8 juillet 2026

Temps de lecture : 2 min

Ubisoft “fier” d’être l’unique éditeur français de l’EWC

Partenaire de l’Esports World Cup, Ubisoft veut profiter de l’arrivée de l’événement en France pour renforcer la visibilité mondiale de ses licences. L’éditeur français y voit aussi un levier pour accélérer la reconnaissance de l’esport comme industrie du divertissement.

Interview. Seul éditeur tricolore associé à l’Esports World Cup (EWC) dont le coup d’envoi est donné ce jeudi 9 juillet 2026 à Paris, Ubisoft aborde cette première édition en Europe comme un rendez-vous stratégique. Présent avec deux titres, Rainbow Six et Trackmania, le groupe entend dépasser le seul cadre de la compétition. L’enjeu est aussi commercial, médiatique et institutionnel.

Pour son vice-président marketing et esport François-Xavier Deniele, l’EWC doit permettre d’élargir les audiences, d’attirer des marques plus grand public et de montrer la capacité de l’esport à rassembler ses acteurs autour d’un événement mondial.

Quel est l’enjeu majeur pour Ubisoft dans cette Coupe du Monde de l’Esport ?

François-Xavier Deniele : « Nous sommes extrêmement fiers d’être l’unique éditeur français partenaire de l’Esports World Cup (EWC), où nous sommes représentés par deux titres majeurs : Rainbow Six et Trackmania. Au-delà de la compétition, l’enjeu principal est le rayonnement global de l’e-sport. C’est un moment charnière pour notre industrie : l’EWC braque les projecteurs sur notre secteur et permet d’engager une nouvelle génération de spectateurs. Le fait que cet événement se déroule pour la première fois en Europe, et plus particulièrement en France, renforce son importance stratégique pour nous en termes d’exposition et de collaboration avec d’autres acteurs du milieu ».

Quand vous parlez de partenariat, de quoi s’agit-il concrètement ?
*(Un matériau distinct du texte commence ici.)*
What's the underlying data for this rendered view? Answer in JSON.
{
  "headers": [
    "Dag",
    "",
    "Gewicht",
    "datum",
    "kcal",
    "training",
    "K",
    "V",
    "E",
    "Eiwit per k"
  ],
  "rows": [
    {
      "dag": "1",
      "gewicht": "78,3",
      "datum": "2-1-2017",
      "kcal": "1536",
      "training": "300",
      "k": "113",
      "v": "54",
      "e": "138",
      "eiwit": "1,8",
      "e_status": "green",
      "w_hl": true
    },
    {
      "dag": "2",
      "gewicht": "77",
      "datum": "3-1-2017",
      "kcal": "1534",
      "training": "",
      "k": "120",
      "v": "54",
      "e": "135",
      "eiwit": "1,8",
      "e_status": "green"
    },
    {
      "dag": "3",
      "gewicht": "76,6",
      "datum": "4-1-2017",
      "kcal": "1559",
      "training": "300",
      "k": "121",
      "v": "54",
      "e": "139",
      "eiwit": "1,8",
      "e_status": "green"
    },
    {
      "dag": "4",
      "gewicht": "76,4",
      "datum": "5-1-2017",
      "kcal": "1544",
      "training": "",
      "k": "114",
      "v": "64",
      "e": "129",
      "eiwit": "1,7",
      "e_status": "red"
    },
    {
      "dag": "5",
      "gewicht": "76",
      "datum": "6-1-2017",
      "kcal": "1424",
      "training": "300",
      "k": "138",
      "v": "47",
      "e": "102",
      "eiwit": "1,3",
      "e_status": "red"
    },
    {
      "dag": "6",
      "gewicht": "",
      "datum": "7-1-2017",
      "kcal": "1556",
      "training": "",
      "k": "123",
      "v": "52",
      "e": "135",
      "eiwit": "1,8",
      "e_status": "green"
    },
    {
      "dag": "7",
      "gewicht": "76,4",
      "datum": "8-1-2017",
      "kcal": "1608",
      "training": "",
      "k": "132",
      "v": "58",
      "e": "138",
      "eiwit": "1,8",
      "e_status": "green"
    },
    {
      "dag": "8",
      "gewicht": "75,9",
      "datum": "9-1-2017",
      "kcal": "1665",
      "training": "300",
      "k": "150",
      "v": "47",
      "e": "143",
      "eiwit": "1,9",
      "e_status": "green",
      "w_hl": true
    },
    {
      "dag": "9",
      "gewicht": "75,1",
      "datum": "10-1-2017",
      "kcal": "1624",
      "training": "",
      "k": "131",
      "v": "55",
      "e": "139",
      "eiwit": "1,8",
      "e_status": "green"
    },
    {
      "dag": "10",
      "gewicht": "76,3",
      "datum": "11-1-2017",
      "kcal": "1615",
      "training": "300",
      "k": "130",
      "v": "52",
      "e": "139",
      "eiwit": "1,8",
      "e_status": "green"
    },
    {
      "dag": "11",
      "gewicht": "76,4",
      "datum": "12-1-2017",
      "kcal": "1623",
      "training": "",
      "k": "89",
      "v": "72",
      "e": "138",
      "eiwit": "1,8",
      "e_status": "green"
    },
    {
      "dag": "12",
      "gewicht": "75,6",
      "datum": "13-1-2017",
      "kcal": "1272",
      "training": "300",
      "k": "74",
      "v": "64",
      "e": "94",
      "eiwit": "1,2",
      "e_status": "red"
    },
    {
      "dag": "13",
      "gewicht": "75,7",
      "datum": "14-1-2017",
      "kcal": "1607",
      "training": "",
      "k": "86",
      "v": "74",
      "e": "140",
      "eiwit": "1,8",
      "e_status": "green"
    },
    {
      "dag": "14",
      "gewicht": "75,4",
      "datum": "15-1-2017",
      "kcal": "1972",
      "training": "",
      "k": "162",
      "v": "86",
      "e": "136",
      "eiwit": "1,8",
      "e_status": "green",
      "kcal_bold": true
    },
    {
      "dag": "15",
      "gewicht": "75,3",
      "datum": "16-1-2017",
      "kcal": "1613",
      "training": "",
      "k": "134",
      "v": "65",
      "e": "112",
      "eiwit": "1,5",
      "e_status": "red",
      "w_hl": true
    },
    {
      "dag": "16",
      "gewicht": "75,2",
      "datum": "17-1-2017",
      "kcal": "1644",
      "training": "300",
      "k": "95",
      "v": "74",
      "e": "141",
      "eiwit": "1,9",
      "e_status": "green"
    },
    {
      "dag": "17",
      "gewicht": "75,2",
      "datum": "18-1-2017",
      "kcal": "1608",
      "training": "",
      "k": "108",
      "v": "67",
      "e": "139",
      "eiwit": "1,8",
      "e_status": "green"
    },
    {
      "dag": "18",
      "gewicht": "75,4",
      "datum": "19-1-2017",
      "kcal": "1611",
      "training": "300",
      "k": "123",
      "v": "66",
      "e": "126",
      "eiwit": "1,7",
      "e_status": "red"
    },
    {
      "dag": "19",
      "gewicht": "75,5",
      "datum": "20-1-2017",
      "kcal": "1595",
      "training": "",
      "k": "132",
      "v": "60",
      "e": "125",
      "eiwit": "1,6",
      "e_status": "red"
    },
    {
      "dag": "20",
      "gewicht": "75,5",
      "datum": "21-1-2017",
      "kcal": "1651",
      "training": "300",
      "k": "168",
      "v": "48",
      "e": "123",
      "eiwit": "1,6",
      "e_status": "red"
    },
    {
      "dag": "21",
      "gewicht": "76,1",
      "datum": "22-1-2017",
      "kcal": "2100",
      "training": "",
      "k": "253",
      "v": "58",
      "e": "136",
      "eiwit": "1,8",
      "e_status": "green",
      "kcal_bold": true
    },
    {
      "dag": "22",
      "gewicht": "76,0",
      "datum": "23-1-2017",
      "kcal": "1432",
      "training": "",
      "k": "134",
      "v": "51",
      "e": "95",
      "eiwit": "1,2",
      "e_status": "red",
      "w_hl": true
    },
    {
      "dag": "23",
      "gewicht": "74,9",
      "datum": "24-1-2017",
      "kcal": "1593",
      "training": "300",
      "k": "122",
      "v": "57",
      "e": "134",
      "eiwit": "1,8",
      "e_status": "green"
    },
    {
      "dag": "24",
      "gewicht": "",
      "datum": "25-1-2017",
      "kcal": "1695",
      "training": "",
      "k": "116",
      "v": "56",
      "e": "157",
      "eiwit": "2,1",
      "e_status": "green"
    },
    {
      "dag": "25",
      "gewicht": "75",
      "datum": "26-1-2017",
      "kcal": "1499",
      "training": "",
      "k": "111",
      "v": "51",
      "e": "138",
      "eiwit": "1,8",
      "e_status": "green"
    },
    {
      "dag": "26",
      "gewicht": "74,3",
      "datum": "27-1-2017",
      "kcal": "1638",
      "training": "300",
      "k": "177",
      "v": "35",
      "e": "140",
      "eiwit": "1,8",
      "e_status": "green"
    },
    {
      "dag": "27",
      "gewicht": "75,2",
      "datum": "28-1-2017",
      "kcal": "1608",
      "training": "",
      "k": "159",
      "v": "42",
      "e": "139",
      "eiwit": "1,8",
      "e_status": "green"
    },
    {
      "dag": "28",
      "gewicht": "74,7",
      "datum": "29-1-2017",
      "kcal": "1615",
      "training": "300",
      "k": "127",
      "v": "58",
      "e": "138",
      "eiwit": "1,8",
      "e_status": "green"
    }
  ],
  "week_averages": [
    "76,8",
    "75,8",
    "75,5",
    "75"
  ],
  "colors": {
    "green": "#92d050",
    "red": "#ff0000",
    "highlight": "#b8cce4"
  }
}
F-X.D. : « C’est une intégration profonde. Nos deux jeux, Trackmania et Rainbow Six, font désormais partie intégrante de notre circuit compétitif international. Par exemple, le vainqueur de l’EWC sur Rainbow Six obtient une place qualificative pour notre propre Championnat du Monde dans six mois. Nous avons également agi comme un facilitateur pour l’implantation de l’événement en France, en aidant les organisateurs à comprendre les spécificités du public français et à établir des liens avec les clubs locaux. L’idée est de démontrer la puissance de l’e-sport aux institutions et au grand public ».

Pensez-vous que cet événement permette d’attirer des marques grand-public, “non-endémiques” à l’univers e-sport ?

F-X.D. : « Absolument. L’ampleur et la durée de cet événement multi-jeux permettent d’attirer des partenaires puissants qui investissent habituellement dans le sport traditionnel, tels que Hilton ou Sol Alliance. Nous utilisons un modèle similaire à celui des Jeux Olympiques : une compétition globale incite les communautés à s’intéresser à des jeux qu’elles ne suivraient pas forcément de manière isolée. Cela nous offre une visibilité exceptionnelle, bien au-delà de notre audience habituelle ».

Quelles retombées attendez-vous à plus long terme pour Ubisoft ?

F-X.D. : « Bien sûr, nous espérons attirer davantage de joueurs, mais notre vision est avant tout sur le long terme. Nous voulons que l’intérêt suscité par l’EWC se transforme en un engagement durable envers nos écosystèmes. Cela consolide également notre position d’acteur majeur mondial aux côtés de leaders comme Riot ou Tencent. L’objectif est d’accompagner la « mainstreamisation » de l’e-sport pour qu’il soit reconnu comme une industrie du divertissement à part entière, parfaitement adaptée aux attentes des nouvelles générations ».

Comment percevez-vous la concurrence entre les différents éditeurs sur ce marché ?

F-X.D. : « C’est un marché très concentré avec seulement quatre ou cinq acteurs capables de remplir des stades à l’échelle mondiale. De notre point de vue, la concurrence est saine et nécessaire : nous avons besoin des autres pour faire grandir l’industrie dans son ensemble. Plutôt que de travailler chacun dans notre coin, nous privilégions la collaboration pour exposer nos audiences respectives à une plus grande diversité de jeux. Si chaque titre conserve son identité et ses valeurs, c’est en unissant nos forces que nous ferons rayonner l’e-sport le plus efficacement possible ».